Kodi Community Forum

Full Version: File Mode Flattening in git HEAD
You're currently viewing a stripped down version of our content. View the full version with proper formatting.
A new feature in git HEAD flattens videos in a directory if "use folder names" is enabled and any of the videos are in the database already. This breaks fairly regular functionality.

Rip a few titles off of a BluRay or DVD into a correctly named directory and you have a predicament. Your goal was to rip maybe two versions of the movie, maybe a few titles that might be trailers. But with the flattening, you can no longer look at individual files in file mode once the database picks them up.

Do others agree that file mode should be kept as file mode instead of making it into library-light mode?
The trailer thing I grant you is something that might affect a few folk, assuming you rip a subset of the dvd or bluray yet decide to keep it without a menu structure. The same thing would happen if you had stacking enabled, right?

The correct way to deal with that is ensuring that those items are detected and are available in the library anyway.

Ofcourse, for the vast majority of users, this is never going to be an issue.
I will have to rip them completely outside the content structure and check them there. The only reason I care about ripping the trailer at all is to use it under XBMC's trailer support.

In all likelihood, it will mean that I won't rip anything but the main title anymore because it will be annoying to use.

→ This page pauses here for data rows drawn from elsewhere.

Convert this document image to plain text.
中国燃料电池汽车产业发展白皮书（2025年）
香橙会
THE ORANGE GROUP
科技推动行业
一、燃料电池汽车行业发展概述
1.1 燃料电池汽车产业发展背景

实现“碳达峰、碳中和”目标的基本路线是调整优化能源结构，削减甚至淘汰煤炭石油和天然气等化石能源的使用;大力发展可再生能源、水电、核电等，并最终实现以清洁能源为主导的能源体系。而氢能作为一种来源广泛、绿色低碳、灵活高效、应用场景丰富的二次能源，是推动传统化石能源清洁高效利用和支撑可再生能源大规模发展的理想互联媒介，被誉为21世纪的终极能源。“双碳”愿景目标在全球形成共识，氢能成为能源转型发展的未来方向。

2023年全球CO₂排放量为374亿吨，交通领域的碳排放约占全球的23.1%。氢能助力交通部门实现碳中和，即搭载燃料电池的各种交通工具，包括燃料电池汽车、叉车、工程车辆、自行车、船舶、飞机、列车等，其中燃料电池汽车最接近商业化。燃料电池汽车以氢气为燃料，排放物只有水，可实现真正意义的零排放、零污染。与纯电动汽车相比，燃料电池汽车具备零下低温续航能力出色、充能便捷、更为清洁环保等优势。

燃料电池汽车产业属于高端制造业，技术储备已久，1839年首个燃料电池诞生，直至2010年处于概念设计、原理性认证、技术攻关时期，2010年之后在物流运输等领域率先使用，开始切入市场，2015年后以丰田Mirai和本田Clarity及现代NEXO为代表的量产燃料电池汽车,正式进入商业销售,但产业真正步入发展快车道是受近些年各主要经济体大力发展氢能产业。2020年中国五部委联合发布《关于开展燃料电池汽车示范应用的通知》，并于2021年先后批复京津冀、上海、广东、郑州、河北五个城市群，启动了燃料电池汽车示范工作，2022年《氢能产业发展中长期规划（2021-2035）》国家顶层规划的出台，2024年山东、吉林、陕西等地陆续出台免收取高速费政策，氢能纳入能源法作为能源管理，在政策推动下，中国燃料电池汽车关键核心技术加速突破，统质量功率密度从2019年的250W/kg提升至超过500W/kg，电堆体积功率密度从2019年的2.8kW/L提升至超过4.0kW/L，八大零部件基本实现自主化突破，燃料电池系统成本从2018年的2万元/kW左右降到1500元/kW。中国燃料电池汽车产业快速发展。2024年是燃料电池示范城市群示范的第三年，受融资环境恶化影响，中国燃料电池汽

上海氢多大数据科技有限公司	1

I would prefer that the file view give users the ability to view each file separately. If that is not the prevailing opinion, I will adjust my usage accordingly.
Right, so the trailer isn't picked up and available from the info dialog? If so, then that case should be all good.

Additional extras should be picked up as well, but obviously we don't support that as yet. Assuming we did, would that handle your use case for the most part?

Either way, we will likely have a switch available to turn off the resolving of info (it'll be on by default though), but obviously if there's cases we can detect automatically, then that's a good thing.

(Another potential bad case is where information is incorrectly assigned - in this case there's no obvious way from just looking at the listing to know this, other than you have no idea where the movie came from) One possible solution to this is keeping a (cleaned up) version of the foldername as the main label.